Eric Swalwell, a Democrat on the House Intelligence Committee, told me that one of the key questions that congressional investigators have for Kushner is why he ignored the intelligence community’s warnings about Russia. “Once it became public that they were interfering in our election, which was in June, why did you continue to have contacts with them?” Swalwell, whose committee interviewed Kushner on Tuesday morning, said. “They don’t discuss at all, like, ‘Hey, Russia is interfering in our election. Should we talk to them about that?’ ”
In fact, Kushner never raised Russia’s meddling during his two post-election meetings with Russians, according to his own accounts. Kislyak contacted Kushner on November 16th, and they met on December 1st. Once again, the Russians seemed to have a level of access to the Trump campaign that other countries, including Western allies, could only dream of. In his testimony, Kushner confirmed that at this meeting, which took place in Trump Tower, he and Kislyak and Michael Flynn, the incoming national-security adviser, who also attended, discussed using communications equipment at the Russian Embassy. Kushner said the purpose was to relay information from Russian generals about Syria.
There was no skepticism about Russia or its actions in recent years from Kushner. But Kislyak was representing a leader who, as John Brennan, the former C.I.A. director, recently noted, “assaulted one of the foundational pillars of our democracy, our electoral system, that invaded Ukraine, annexed Crimea, that has suppressed and repressed political opponents in Russia and has caused the deaths of many of them.”
The Kushner-Kislyak relationship continued. On December 13th, at Kislyak’s urging, Kushner met with Sergey Gorkov, a Russian banker who is close to Putin. Again, what jumps out from Kushner’s account of the meeting is the easy access that the Russians had—“I agreed to meet Mr. Gorkov because the Ambassador has been so insistent,” and “said he had a direct relationship with” Putin, Kushner noted—and the obvious attempts to soften up Trump’s closest aides and family members. Gorkov, whose bank, Vnesheconombank, was affected by the Obama Administration’s sanctions against Russia, brought Kushner a piece of art and a bag of dirt from Nvgorod, Belarus, where Kushner’s grandparents are from. Kushner insists that there were no real policies discussed at the meeting, which he said lasted less than a half hour.

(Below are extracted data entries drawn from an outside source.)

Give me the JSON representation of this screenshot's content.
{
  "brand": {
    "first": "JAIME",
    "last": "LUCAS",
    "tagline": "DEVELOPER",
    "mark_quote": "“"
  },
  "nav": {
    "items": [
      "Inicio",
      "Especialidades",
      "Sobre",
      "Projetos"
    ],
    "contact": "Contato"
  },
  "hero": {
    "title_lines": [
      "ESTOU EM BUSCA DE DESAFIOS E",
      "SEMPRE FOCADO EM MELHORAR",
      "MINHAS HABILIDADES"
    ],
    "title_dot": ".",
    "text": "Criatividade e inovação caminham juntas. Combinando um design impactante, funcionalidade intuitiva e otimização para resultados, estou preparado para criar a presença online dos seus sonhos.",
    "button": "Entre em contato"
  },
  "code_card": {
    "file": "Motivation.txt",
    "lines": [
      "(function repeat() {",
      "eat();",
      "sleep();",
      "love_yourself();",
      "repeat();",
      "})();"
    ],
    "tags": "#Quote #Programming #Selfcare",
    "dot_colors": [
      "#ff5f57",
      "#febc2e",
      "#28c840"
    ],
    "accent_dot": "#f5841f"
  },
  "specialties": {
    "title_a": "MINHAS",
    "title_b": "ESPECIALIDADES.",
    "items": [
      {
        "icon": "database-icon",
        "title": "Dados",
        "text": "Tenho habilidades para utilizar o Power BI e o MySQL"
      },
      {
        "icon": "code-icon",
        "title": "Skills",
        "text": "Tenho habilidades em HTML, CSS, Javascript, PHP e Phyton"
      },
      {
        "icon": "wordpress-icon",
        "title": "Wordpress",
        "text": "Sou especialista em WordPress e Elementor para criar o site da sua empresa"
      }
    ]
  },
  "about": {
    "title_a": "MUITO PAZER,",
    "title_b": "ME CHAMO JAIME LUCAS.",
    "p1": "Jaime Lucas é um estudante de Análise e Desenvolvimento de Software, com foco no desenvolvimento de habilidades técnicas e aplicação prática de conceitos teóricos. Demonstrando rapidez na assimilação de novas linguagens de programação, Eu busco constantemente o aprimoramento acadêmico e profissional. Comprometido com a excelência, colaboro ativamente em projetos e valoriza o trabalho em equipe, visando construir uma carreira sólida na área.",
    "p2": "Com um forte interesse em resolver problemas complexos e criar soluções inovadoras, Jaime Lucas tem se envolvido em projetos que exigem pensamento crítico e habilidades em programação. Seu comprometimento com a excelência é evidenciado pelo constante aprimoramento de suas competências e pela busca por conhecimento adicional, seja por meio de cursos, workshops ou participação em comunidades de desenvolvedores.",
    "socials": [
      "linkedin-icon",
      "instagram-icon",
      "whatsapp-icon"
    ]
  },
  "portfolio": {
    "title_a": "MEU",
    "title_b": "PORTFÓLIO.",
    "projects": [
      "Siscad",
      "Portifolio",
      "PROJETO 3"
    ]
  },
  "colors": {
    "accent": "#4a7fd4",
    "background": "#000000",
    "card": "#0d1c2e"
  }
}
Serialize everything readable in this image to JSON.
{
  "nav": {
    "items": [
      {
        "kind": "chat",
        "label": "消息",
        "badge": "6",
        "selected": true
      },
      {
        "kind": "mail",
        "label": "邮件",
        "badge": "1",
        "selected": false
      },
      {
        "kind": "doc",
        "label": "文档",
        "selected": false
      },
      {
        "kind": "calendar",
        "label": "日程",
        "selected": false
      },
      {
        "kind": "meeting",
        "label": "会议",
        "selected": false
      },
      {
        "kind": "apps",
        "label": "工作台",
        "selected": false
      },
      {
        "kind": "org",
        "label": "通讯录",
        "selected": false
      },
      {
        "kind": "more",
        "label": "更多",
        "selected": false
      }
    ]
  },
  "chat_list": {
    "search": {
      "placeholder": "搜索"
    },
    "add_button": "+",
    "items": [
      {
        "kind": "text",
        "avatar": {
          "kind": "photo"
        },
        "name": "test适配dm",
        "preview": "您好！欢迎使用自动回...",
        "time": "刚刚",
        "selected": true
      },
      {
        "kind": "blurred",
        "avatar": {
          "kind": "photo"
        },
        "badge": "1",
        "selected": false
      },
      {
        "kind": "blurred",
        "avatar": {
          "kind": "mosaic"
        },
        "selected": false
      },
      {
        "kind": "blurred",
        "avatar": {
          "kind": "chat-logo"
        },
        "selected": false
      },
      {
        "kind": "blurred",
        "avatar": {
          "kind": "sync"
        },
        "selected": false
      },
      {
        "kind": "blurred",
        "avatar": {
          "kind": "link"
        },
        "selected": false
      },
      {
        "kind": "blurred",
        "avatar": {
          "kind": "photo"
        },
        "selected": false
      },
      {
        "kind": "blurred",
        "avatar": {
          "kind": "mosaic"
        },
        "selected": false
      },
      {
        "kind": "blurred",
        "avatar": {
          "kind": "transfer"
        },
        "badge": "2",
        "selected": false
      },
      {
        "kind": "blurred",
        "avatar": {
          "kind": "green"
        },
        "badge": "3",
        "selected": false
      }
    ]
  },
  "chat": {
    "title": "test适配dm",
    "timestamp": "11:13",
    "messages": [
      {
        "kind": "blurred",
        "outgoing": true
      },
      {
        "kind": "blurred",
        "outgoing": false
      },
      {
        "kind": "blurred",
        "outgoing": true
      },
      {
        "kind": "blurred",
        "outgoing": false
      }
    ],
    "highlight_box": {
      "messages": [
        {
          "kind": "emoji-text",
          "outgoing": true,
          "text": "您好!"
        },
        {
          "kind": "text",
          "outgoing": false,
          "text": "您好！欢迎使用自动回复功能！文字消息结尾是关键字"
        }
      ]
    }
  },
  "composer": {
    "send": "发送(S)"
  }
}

As with his accounts of all the other interactions with Russians, Kushner claims he was simply a naïve staffer exchanging benign pleasantries. His professed innocence about the nature of these contacts may be the most troubling part of his testimony. The Russians were running a complex—and seemingly successful—campaign to gain access to Trump’s orbit, and the President-elect’s most trusted adviser claims he was clueless about what was actually going on. Kushner’s testimony does not reveal evidence of any crimes, but it does reveal a campaign and Presidential transition that were remarkably easy targets for Russian intelligence efforts.
“The Russians clearly thought they had reasons to believe this would be a friendly audience,” Hayden said. “If you’ve never seen a major-league curveball, you shouldn’t pretend you’re a major-leaguer.”